Band: LETHE

Album: The First Corpse on the Moon

 

Lethe è un progetto Metal/Trip-Hop/Electronic/Pop sperimentale formato da due grandi artisti: Tor-Helge Skei, polistrumentista norvegese conosciuto per il suo attivismo nei Manes, ed Anna Murphy, cantante di origine elvetica nota per la sua militanza Eluveitie.

Solo dalla fusione di due artisti simili poteva uscir fuori un qualcosa di stravagante e lontano dagli schemi che cambierà il vostro modo di pensare alla musica. La band trova la sua origine alla fine del 2012 e dopo aver realizzato due singoli ed il debut album "When Dreams Become Nightmares" con la Debemur Morti Productions, Lethe raggiunge un nuovo accordo discografico con l'etichetta italiana My Kingdom Music con cui è stato realizzato l'album che andrò a recensire ovvero "The First Corpse on the Moon" uscito il 27 febbraio, un viaggio che Kei stesso definirà con l'espressione "snapshot in time".

Parto con il dire che quest'album, essendo una fusione di generi ed influenze, merita vari ed intensi ascolti per essere compreso ed apprezzato al meglio, non è un lavoro facile da interpretare data l'assenza di schemi e fa sì che le tracce prendano forme inaspettate che tendono anche a frastornare l'ascoltatore che fa fatica a rimanere nella totale indifferenza emotiva.

L'album si apre con "Night" dove il canto di Anna, simile a quello di una sirena ammaliatrice, si fonde con il pianoforte riuscendo ad addolcire la forte presenza di chitarre elettriche.
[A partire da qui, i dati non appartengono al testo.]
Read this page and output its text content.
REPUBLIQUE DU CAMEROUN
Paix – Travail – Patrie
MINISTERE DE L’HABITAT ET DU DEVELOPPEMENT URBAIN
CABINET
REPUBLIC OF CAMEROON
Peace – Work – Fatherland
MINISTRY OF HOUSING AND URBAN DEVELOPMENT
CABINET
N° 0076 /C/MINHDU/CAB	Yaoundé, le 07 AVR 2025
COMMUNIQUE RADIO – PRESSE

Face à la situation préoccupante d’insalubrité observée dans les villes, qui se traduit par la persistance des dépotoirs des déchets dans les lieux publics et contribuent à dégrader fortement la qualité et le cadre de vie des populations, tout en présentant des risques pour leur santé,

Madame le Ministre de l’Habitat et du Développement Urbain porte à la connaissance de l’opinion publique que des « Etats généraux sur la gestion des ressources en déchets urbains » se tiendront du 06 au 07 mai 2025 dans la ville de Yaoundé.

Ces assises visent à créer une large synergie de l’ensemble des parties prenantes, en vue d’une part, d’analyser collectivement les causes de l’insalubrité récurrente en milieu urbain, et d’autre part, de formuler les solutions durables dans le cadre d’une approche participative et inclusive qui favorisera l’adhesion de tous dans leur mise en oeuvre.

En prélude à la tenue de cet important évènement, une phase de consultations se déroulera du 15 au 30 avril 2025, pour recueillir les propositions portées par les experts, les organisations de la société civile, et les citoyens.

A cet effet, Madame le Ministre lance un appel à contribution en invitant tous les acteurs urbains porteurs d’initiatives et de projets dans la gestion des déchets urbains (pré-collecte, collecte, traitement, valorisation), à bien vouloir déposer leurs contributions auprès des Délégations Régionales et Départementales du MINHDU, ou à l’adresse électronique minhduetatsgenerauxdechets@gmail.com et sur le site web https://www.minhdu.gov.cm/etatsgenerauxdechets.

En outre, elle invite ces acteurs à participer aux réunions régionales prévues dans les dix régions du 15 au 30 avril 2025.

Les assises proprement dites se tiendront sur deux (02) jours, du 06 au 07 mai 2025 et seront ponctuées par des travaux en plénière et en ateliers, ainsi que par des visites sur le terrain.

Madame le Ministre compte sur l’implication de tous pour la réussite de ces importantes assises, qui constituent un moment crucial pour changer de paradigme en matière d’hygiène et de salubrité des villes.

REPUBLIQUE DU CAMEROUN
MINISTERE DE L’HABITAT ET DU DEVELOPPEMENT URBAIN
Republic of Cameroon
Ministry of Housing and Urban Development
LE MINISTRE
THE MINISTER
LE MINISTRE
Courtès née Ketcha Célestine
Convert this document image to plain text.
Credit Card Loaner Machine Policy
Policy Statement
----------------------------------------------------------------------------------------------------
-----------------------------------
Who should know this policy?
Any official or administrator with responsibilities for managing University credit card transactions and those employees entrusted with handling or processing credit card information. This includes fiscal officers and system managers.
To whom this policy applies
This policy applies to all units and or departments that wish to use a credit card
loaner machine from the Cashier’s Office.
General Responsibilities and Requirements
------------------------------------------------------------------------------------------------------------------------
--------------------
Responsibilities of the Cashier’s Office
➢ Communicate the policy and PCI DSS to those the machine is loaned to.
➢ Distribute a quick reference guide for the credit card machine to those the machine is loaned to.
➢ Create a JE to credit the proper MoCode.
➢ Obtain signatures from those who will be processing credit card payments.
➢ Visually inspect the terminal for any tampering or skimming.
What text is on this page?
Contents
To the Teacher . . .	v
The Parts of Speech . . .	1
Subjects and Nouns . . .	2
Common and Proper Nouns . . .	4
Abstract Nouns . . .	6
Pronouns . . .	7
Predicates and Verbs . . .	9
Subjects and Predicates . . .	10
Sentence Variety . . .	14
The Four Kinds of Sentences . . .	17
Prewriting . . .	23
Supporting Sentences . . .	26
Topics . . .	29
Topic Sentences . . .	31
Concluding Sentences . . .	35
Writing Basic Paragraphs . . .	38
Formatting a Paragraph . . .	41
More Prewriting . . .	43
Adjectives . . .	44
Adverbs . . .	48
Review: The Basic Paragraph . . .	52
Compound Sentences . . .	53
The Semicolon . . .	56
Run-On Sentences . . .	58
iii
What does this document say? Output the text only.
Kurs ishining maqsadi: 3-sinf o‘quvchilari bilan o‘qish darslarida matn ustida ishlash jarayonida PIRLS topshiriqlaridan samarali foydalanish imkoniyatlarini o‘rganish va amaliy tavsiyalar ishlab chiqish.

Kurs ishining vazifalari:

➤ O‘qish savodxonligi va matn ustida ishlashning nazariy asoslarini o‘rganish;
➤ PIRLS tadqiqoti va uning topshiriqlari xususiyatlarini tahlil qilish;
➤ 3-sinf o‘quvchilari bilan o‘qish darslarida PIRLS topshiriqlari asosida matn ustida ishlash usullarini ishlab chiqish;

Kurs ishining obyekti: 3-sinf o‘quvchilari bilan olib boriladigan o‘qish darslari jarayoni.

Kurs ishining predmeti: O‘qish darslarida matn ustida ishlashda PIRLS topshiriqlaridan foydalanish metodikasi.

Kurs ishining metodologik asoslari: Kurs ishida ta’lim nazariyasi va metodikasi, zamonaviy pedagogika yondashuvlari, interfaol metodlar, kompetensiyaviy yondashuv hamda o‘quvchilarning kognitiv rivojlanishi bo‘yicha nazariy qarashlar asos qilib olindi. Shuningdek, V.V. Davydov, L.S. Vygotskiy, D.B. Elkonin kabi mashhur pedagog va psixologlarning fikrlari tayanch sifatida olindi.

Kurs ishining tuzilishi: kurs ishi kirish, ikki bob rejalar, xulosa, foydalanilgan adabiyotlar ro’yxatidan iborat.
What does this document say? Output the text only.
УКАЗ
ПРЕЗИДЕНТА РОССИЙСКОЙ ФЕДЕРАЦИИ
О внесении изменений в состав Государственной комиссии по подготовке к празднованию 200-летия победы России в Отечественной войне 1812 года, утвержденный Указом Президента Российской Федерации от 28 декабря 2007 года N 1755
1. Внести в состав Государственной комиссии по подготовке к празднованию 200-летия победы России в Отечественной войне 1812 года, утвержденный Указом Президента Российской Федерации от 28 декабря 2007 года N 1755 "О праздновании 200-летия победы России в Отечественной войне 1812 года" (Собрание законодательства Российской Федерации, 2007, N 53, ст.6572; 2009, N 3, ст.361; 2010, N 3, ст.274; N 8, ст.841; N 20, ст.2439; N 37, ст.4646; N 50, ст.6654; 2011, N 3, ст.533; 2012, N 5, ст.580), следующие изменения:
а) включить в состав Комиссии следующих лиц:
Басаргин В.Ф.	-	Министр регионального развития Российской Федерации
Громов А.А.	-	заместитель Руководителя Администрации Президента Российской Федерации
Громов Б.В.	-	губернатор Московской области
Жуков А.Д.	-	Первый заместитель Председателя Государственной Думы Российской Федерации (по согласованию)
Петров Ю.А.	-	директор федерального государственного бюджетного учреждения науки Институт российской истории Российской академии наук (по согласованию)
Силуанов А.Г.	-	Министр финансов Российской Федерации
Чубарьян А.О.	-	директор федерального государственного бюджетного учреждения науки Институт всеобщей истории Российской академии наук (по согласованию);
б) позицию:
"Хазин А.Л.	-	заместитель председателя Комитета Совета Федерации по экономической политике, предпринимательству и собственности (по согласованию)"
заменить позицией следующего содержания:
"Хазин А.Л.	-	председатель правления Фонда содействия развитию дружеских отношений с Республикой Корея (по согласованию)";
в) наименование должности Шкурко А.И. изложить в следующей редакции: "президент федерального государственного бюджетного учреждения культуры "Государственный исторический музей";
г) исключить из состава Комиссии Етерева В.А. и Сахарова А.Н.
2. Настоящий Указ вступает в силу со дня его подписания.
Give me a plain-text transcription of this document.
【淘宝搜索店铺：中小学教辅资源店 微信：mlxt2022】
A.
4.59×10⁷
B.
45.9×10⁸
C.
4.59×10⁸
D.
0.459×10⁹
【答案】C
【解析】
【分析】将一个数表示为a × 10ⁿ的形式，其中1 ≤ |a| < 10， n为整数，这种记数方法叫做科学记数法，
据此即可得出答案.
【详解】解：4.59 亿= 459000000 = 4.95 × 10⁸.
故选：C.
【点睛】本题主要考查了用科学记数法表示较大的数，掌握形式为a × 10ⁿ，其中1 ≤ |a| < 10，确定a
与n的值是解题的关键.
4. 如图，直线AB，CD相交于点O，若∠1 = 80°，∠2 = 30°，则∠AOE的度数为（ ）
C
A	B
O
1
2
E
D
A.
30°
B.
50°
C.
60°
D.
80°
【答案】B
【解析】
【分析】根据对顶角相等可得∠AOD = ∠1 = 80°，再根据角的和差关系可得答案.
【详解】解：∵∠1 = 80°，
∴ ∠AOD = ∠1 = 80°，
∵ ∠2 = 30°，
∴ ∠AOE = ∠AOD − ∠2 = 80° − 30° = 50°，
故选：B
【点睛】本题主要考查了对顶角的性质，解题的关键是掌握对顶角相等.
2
Da qui si inizia ad avere una simbiosi di ritmo e melodia portata da "Inexorbitant Future", qui è la volta di "Down Into The Sun" dove, lasciando sempre in primo piano l'elemento chitarra, si fa sentire la presenza del trip-hop e di interazione tra la voce femminile e maschile che sfoggia un pezzo rap; "My doom" immersa nell'elemento elettronica tende ancora a giocare sull'interazione di voce femminile e maschile; "Teaching Brids How To Fly" è un viaggio mentale che contiene una fusione di generi inaspettata che distacca da tutte le canzoni precedenti; ora è il turno della Title Track che si presenta eterea con diversi livelli tra canto e stili musicali utilizzati; qui parte "Snow" con un’introduzione molto angosciante e spaziale che si estenderà poi in tutta la canzone; "Wind To Fire" si presenta con una strumentale molto "semplice" che non sembra appartenere al disco ma la voce di Anna è in continua evoluzione  e sembra diventare l'elemento centrale; come preambolo del gran finale abbiamo “With You" una canzone che si presenta con un tumulto di forza e debolezza,che incanta; L'album si chiude con "Exorcism" una scalata di pianoforte che muta in qualcosa di inquietante ed angosciante. 

Sono tanti, a parer mio, i messaggi che vogliono lasciarci i Lethe con questo album e, nonostante in alcuni brani il loro sperimentale può sembrare azzardato, nel complesso è un buon album e credo che ci siano solide basi per continuare a sfornare brani pieni di elementi contrastanti che faranno rimanere stupefatto e frastornato l'ascoltatore.